(W-069) Exploring Appropriate Prior Distributions for Covariance Matrix Estimation in Bayesian Population Pharmacokinetic Analysis

Mathangi Gopalakrishnan, Ph.D. – Assistant Professor, Center for Translational Medicine, Department of Pharmacy Practice, University of Maryland School of Pharmacy, Baltimore, MD, USA

Objectives: Since Bayesian analysis incorporates prior knowledge from previous studies and quantifies epistemic uncertainty in model parameters, it provides advantages that non-Bayesian methods often lack [1]. The choice of prior distribution can significantly affect the posterior distribution, hence it is crucial to understand the sensitivity of priors. While various prior distributions for the covariance matrix parameters are known, the appropriate distributions for different scenarios are not well-established. This simulation study aims to explore suitable prior distributions for the covariance matrix parameters in a Bayesian population pharmacokinetic analysis.

Methods: The data was simulated from a one-compartment IV-bolus model under six scenarios based on three levels of between-subject variability (BSV): low (10%), medium (30%), and high (70%) for clearance (CL) and volume (Vd) with a 0.8 correlation and two sampling schemes: sparse sampling (2 points) and rich sampling (12 points). Each scenario was repeated 100 times. To estimate the covariance matrix, 15 prior distribution scenarios were applied, comprising five distribution (Inverse-Wishart (Inv-W), Wishart (W), Scaled Inverse-Wishart (S Inv-W), Lognormal + LKJ (LogN + LKJ), and Normal + LKJ (N + LKJ)) with varying levels of informativeness (strongly, weakly, and non-informative). For the mean parameters, a strongly informative lognormal prior was used. Bayesian estimation was performed using the no-U-turn sampler in Pumas 2.4.0 across four parallel chains, each with 2,000 samples, 200 adaptation steps, and an acceptance ratio of 0.8. Estimation results were evaluated using performance metrics, rBias and rRMSE. In scenarios with strongly informative priors, the prior mean was used as the true value for performance metrics. In contrast, the simulated data mean was used for weakly and non-informative prior scenarios. The results were compared in NONMEM 7.5.1 for the available prior distributions (Inv-W and LogN + LKJ).<

Results: For data with low and high BSV on PK parameters, the following was observed: When using a strongly informative prior, the Inv-W and W distributions showed less than 10% rBias and rRMSE for BSV and correlation estimates, while the other three distributions exceeded 10%. With a non-informative prior, the N + LKJ distribution showed less than 10% rBias and rRMSE for BSV and correlation estimates, while all other distributions exceeded 10%. In scenarios with weakly informative priors, the S Inv-W distribution provided the most stable results.

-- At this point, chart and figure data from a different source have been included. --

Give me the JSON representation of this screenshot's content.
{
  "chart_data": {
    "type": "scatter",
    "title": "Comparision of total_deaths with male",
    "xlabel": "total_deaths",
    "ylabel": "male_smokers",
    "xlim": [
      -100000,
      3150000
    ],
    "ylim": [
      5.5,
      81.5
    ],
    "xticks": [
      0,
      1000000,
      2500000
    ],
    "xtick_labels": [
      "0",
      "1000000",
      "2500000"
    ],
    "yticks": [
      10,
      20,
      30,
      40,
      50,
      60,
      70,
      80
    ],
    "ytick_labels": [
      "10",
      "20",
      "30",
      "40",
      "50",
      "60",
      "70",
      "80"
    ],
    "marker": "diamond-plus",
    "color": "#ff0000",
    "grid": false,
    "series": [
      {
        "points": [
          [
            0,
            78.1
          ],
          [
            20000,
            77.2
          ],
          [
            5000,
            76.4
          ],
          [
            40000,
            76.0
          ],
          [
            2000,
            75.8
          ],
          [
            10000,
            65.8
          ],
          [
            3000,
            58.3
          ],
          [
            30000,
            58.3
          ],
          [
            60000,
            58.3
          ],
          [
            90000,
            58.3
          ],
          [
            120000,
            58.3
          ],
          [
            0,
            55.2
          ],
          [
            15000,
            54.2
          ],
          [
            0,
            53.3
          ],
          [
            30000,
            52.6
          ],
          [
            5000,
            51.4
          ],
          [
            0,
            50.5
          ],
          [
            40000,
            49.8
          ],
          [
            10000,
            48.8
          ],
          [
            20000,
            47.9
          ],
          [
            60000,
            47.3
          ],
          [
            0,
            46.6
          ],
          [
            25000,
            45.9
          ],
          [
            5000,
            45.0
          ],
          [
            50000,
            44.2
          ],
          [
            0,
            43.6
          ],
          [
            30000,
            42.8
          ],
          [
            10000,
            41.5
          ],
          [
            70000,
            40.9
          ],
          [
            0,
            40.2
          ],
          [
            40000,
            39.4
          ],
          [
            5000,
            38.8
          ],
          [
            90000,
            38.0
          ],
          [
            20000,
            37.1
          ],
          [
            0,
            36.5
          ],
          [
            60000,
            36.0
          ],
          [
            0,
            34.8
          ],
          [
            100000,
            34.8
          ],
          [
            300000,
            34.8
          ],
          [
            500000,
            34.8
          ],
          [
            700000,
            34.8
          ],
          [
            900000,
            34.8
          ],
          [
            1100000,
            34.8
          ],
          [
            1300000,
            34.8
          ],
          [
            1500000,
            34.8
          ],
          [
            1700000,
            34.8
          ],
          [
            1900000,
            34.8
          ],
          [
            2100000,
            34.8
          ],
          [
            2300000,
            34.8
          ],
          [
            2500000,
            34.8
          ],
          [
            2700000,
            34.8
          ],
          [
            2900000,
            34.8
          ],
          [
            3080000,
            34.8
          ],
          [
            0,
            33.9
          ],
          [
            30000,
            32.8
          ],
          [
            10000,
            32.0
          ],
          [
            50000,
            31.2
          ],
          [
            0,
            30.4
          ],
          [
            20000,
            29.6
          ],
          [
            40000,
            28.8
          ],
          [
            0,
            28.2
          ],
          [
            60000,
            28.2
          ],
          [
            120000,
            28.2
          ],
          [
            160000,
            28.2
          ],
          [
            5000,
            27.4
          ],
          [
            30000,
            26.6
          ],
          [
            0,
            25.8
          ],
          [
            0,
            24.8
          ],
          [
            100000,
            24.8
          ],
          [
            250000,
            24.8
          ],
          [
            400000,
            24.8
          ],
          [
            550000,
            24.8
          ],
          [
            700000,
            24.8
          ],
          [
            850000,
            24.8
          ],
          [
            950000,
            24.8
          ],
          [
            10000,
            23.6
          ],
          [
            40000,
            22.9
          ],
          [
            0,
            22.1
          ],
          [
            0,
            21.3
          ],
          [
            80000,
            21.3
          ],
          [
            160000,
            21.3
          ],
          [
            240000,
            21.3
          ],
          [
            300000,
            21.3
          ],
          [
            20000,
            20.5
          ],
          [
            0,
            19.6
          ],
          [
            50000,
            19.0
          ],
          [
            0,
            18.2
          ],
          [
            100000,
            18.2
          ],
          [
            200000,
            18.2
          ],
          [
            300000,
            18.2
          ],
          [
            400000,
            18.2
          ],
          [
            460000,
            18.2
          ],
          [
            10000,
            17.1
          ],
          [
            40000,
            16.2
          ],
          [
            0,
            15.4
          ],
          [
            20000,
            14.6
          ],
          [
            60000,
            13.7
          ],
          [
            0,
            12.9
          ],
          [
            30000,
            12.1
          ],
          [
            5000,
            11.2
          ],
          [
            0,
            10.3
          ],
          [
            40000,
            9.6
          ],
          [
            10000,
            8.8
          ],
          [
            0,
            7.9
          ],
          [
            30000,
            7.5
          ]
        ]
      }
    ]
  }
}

Conclusions: This simulation study explored suitable prior distributions for the covariance matrix parameters in Bayesian population PK analysis. Results suggest using Inv-W or W for strongly informative priors, S Inv-W for weakly informative priors, and N + LKJ for non-informative priors. These findings can guide selecting appropriate prior distributions and enhance the application of Bayesian approaches for future analyses.

Citations: [1] Tarek, M., Storopoli, J., Davis, C., Elrod, C., Krumbiegel, J., Rackauckas, C., & Ivaturi, V. (2023). A Practitioner's Guide to Bayesian Inference in Pharmacometrics using Pumas. arXiv preprint arXiv:2304.04752.